I want to end this post on a couple of more positive and personal notes.

First, the decade I spent with Zango was the best of my entire life. I'll always be grateful for that day in 1999 when Keith called me in a panic because his new website was down. I learned more, grew more, worked with better people, and had more fun than in anything else I've ever done. Yes, parts of it were frustrating, but even our defeats were instructive, and some of them were glorious.

Second, I want to say that it was a privilege beyond my expectations to have spent so much time in Tel Aviv, working with that strangely obstreperous and beautiful animal, the modern Israeli. To everyone from Hotbar and SmartShopper, I'm very sorry that things wound up the way they did. Even though I was no longer with Zango when it was announced, it was a blow to me that we had to close our Tel Aviv office.

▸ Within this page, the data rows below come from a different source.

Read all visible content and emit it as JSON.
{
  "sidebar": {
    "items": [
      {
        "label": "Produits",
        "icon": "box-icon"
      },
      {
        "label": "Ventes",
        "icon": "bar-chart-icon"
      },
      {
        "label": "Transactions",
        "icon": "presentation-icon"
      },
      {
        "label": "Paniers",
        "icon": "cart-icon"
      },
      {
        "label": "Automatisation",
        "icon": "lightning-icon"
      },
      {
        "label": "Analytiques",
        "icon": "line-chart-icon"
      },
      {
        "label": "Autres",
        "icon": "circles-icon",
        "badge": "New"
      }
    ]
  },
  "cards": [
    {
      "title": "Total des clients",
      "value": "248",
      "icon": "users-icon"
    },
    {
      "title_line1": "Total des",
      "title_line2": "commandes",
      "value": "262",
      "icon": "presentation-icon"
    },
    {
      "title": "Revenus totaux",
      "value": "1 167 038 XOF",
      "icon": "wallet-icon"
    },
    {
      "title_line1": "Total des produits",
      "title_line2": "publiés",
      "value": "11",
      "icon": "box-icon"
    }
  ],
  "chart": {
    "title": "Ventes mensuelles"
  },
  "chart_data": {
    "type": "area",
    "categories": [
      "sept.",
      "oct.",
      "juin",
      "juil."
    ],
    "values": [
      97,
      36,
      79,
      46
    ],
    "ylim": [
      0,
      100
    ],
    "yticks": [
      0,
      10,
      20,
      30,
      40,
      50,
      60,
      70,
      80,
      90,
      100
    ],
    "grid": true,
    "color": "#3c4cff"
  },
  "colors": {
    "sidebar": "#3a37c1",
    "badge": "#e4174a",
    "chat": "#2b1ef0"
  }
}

I hope that everyone lands quickly on their feet; and I continue to hope that my connections with Israel are not yet at a close.

And finally, and again, I can't say enough good about the people at Zango. Doug, Jeff, Val, Bill, Cris, Murph, Madhuri, Galina, Danny, Benoit, Moti, Meir, Nick, Willie, Lance, Jesse, Rob, Robert, Rich, Andrew, Yuval, Tommy, Heather, Ayelet, Rinat . . . and many, many more. I'm proud to have worked with you and honored to have served next to you. And if it's ever possible, I'd like to do so again.

Sunday, April 19, 2009

What Zango Got Wrong

When the six original Zango founders gathered at the Centralia McMenamins pub in July 1999, we really had no idea what we were getting into. None of us besides Keith had ever started a company before: all we knew is that everyone around us was starting one, and we had to be in on the goldrush. Our original idea – "pay people to surf the Internet" – was laughable in hindsight, but back in 1999, even the stupidest ideas made a certain kind of sense. And even in that silly idea there was the germ of something that still has the potential to make someone a lot of money.

The idea that still makes sense is something we called "time shifting", or in a slightly more verbose formulation, "online content sponsored by time-shifted contextual advertising". For background, start with this article from Business Insider about Google's YouTube division. Google is, of course, insanely profitable, largely on the basis of its AdWords and AdSense products: but it's losing nearly half a billion dollars annually (around $1.3MM each day) on YouTube. Google acquired YouTube for way too much money on the assumption that they could apply AdWords economics to an entertainment site. And of course, the economics simply don't apply. When I go to google.com, I want to be taken away from the site: that's the whole genius of it. So a well-targeted ad is, for all practical purposes, precisely what I'm looking for. But when I'm on YouTube (or Hulu, or any of the other video sites), I'm going there to be entertained: and the last thing I want is to click on an ad that at best distracts from the experience, and at worst interrupts it entirely. It doesn't matter how well you target the ads: they will always return dramatically lower CPM's than an ad on Google's home page.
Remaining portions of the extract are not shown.